80 Jahre nach Nemmersdorf-Massaker: Einweihung einer würdigen Gedenkstätte

Nach Jahrzehnten der einseitigen Geschichtsschreibung und Erinnerungskultur droht das schreckliche Kriegsverbrechen an der Zivilbevölkerung in Nemmersdorf endgültig in Vergessenheit zu geraten. Aktivisten aus dem Ruhrgebiet wollen das Schweigen durchbrechen und haben mit Nachfahren der Vertriebenen eine Gedenkstätte in Bielefeld errichtet.

Am 22. Oktober 1944 bot sich den Männern des Volkssturms ein grauenvoller Anblick. Sie wurden nach Nemmersdorf (Kreis Gumbinnen) geschickt, um sich dem Vorstoß der sowjetischen 11. Garde-Armee entgegenzustellen. Das Dorf verfügte über die einzige befahrbare Betonbrücke über die Angerapp und hatte dadurch sowohl aus militärischer Sicht als auch für die Flüchtlingsströme eine besondere strategische Bedeutung.

Sowjetische Barbarei

Nachdem sie die sowjetischen Truppen erfolgreich zurückgeschlagen hatten, entdeckten sie, wie schrecklich die Russen in dem Dorf gewütet hatten. Insgesamt wurden 110 Tote gezählt, die Leichen der Frauen waren von den Vergewaltigungen gezeichnet. Den traurigen Höhepunkt der Barbarei stellte eine junge Frau dar, die sich zur Wehr setzte und daraufhin mit vier Mauerhaken an ein Scheunentor genagelt wurde.

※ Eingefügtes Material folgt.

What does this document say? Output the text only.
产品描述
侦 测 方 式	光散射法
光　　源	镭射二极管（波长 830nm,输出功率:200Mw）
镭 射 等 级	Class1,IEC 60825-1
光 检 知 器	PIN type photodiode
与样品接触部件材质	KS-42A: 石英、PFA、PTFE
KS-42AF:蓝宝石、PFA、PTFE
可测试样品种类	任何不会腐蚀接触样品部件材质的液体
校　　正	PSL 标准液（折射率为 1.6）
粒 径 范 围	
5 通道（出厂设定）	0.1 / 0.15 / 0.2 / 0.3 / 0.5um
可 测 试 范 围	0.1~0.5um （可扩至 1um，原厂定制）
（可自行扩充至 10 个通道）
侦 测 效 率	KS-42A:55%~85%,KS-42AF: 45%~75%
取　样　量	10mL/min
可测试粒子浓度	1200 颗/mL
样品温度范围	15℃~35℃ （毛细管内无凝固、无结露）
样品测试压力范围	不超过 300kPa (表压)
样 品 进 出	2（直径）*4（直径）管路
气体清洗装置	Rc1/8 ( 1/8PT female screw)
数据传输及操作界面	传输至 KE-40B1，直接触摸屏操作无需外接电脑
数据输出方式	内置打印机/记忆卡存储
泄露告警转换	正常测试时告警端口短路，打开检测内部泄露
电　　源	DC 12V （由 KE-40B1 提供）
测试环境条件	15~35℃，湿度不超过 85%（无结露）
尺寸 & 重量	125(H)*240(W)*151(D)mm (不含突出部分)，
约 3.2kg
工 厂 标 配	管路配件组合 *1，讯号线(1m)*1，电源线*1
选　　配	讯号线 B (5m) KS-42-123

Deutsche Opfer zweiter Klasse?

Da diese Vorfälle die Zivilreligion des Schuldkults erschüttern könnten, sollen sie umgedeutet, oder besser noch, vergessen werden. Der 8. Mai wird in der BRD demonstrativ als „Tag der Befreiung“ gefeiert. Das Leiden der vertriebenen Volksdeutschen findet bei den Feierlichkeiten keinen Platz. Historiker, die eine Opfer-Täter-Umkehr betreiben, werden vom Mainstream hofiert.

Täter-Opfer-Umkehr

Ein Essay, das den höhnischen Titel „Wer Wind sät, wird Sturm ernten“ trägt, unterstellt den deutschen Opfern, Teil eines Tätervolks zu sein, das kein Mitleid verdienen würde. Inwiefern ein ermordetes deutsches Kind Schuld tragen kann und warum es nicht den Schutz des Völkerrechts verdient, erklärt die Autorin Mary Fulbrook dabei jedoch nicht. Damit hingegen authentische Berichte in Vergessenheit geraten, wurden sogar Beiträge von einem Zeitzeugenportal der Bundesrepublik entfernt.

Denkmal in Bielefeld eingeweiht

Der Historiker Martin Pruss wehrt sich schon seit geraumer Zeit erfolgreich gegen das Vergessen und die Umdeutungen. Bereits im vergangenen Jahr erschien im Hydra-Verlag ein Comic über das Massaker, für dessen Texte er hunderte Zeugenberichte auswertete, Zeitzeugen traf und zeithistorische Dokumente erwarb. Die Publikation sorgte für viel Aufmerksamkeit, eine würdige Gedenkstätte fehlte aber weiterhin. Während die Mahnmale in den Orten Oradour-sur-Glane und Lidice weltweit bekannt sind, weisen in Nemmersdorf nicht einmal Grabsteine auf die Opfer hin.

Gedenkstätte in Bielefeld

In Bielefeld, das viele Vertriebene aus dem Kreis Gumbinnen aufnahm und Partnerstadt des heutigen Gussev ist, haben Aktivisten aus dem Ruhrgebiet nun mit Angehörigen eine Gedenkstätte eingeweiht. Die Tatsache, dass die Aktion wieder einmal ohne die Unterstützung von lokalen Politikern oder Landsmannschaften stattfand, zeigt, dass eine würdige und aufrichtige Gedenkkultur nur durch persönliches Engagement aufrechterhalten werden kann. Unsere „Volksvertreter“ werden sie uns nicht schenken.